For nurseries who only cater for pre-school children, goodness knows how they are going to survive when they are forced to sell their sessions at £3.41 an hour. (That’s Birmingham’s rate). Oh and by 2015 they will have to pay a graduate to lead them, how will they afford that!
Sounds as if Gary is not in the child care industry going by his comment. I’m the manager of a medium sized private nursery and I agree with libby that to be a partnership provider with the council actually hits us in the pocket and costs us money, due to their demands. In no other industry in the private sector would this be entertained, but we are supposted to just grin and bear it! A lot of council nurseries could be financially managed better, which could perhaps prevent closures.
Bad form to any nursery that doesn’t deal with a closure properly – you have a responsibility to your children, staff and parents and must face the situation and let people have their say, if it can’t be avoided, it can certainly be managed better – boo to Poppets Montessori Nursery
As the owner of a small chain of private nurseries I have long urged the government to rethink its funding of the 15 hrs free entitlement. The amount we owners are being paid doesn’t come close to covering costs and the Code of Practice is such we cannot make up the shortfall. What this means is that either 1) my business becomes unsustainable (not an option) or 2) I yank up the prices for those not covered by the funding. Therefore ordinary hardworking parents are having to subsidise the funded children. How can this be fair? The government must rethink the Code of Practice before the entire industry is destroyed. In my small area I know of 3 nurseries that have closed – how many more must go before people realise the significance of this appalling legislation?

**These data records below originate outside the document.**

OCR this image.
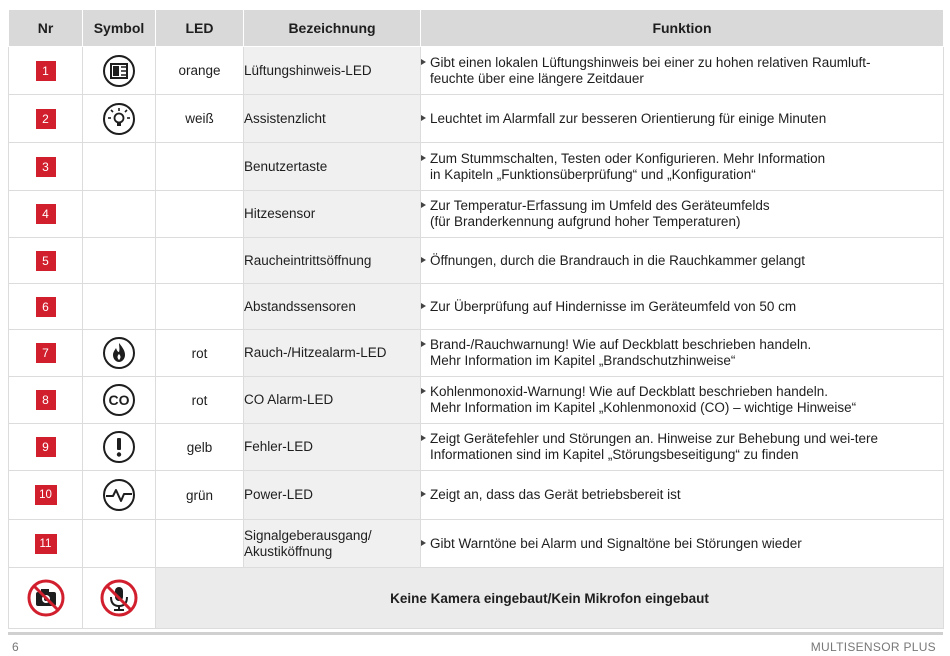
Nr	Symbol	LED	Bezeichnung	Funktion
1		orange	Lüftungshinweis-LED	Gibt einen lokalen Lüftungshinweis bei einer zu hohen relativen Raumluft-
feuchte über eine längere Zeitdauer

2		weiß	Assistenzlicht	Leuchtet im Alarmfall zur besseren Orientierung für einige Minuten

3			Benutzertaste	Zum Stummschalten, Testen oder Konfigurieren. Mehr Information
in Kapiteln „Funktionsüberprüfung“ und „Konfiguration“

4			Hitzesensor	Zur Temperatur-Erfassung im Umfeld des Geräteumfelds
(für Branderkennung aufgrund hoher Temperaturen)

5			Raucheintrittsöffnung	Öffnungen, durch die Brandrauch in die Rauchkammer gelangt

6			Abstandssensoren	Zur Überprüfung auf Hindernisse im Geräteumfeld von 50 cm

7		rot	Rauch-/Hitzealarm-LED	Brand-/Rauchwarnung! Wie auf Deckblatt beschrieben handeln.
Mehr Information im Kapitel „Brandschutzhinweise“

8	CO	rot	CO Alarm-LED	Kohlenmonoxid-Warnung! Wie auf Deckblatt beschrieben handeln.
Mehr Information im Kapitel „Kohlenmonoxid (CO) – wichtige Hinweise“

9		gelb	Fehler-LED	Zeigt Gerätefehler und Störungen an. Hinweise zur Behebung und wei-tere
Informationen sind im Kapitel „Störungsbeseitigung“ zu finden

10		grün	Power-LED	Zeigt an, dass das Gerät betriebsbereit ist

11			Signalgeberausgang/
Akustiköffnung	Gibt Warntöne bei Alarm und Signaltöne bei Störungen wieder

	Keine Kamera eingebaut/Kein Mikrofon eingebaut		
6	MULTISENSOR PLUS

It has long been my opinion that if a nursery is in either the voluntary or private sector it should not rely on Government subsidy. All providers should ensure that that their business are real.

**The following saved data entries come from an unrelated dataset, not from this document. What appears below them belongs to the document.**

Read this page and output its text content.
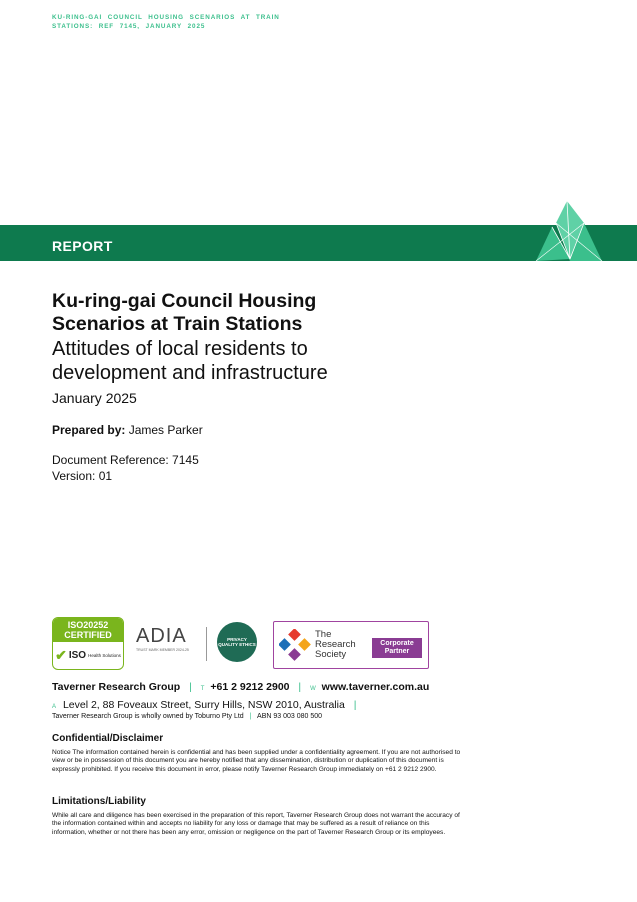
KU-RING-GAI COUNCIL HOUSING SCENARIOS AT TRAIN
STATIONS: REF 7145, JANUARY 2025
REPORT
Ku-ring-gai Council Housing Scenarios at Train Stations
Attitudes of local residents to development and infrastructure
January 2025
Prepared by: James Parker
Document Reference: 7145
Version: 01
ISO20252
CERTIFIED
✔ ISO Health Solutions
ADIA
TRUST MARK MEMBER 2024-25
PRIVACY QUALITY ETHICS
The
Research
Society
Corporate Partner
Taverner Research Group | T +61 2 9212 2900 | W www.taverner.com.au
A Level 2, 88 Foveaux Street, Surry Hills, NSW 2010, Australia |
Taverner Research Group is wholly owned by Toburno Pty Ltd | ABN 93 003 080 500
Confidential/Disclaimer
Notice The information contained herein is confidential and has been supplied under a confidentiality agreement. If you are not authorised to view or be in possession of this document you are hereby notified that any dissemination, distribution or duplication of this document is expressly prohibited. If you receive this document in error, please notify Taverner Research Group immediately on +61 2 9212 2900.
Limitations/Liability
While all care and diligence has been exercised in the preparation of this report, Taverner Research Group does not warrant the accuracy of the information contained within and accepts no liability for any loss or damage that may be suffered as a result of reliance on this information, whether or not there has been any error, omission or negligence on the part of Taverner Research Group or its employees.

Of course one should be part of The FEEE programme as it is very beneficial for parents – but you cannot set-up a business that is reliant on it.
We do not ‘rely’ on it but it has rather been forced upon us! Unless ALL PVI’s pull out unanimously there is no choice but to stay with it! There is not a PVI in my area that feels they can pull out – we are almost damned if we do damned if we dont….and I wouldnt mind but my mind is constantly on my business, trying to think of ways to make it more sustainable so that my whole family and the staff and children that we care for dont suffer but I am at a loss…………feeling very alone although knowing there are so many of you out there in the same way….
I opened my business because I have a passion for children and their families NOT so that I could be dictated to by large corporations….who I can employ what I should pay them…how much I can charge…
If the childcare costs came direct to the setting that would help. I concur with others on here..Care to Learn, Universities, Tax credits should get there act together…we deserve the money regularly and on time…I am still waiting for payments since September…what happens if parents pull out for whatever reason.. where do we stand then…?
I havent got a problem with help but look at other countries and implement their excellence PLEASE
rant over for this lunchtime…watch this space!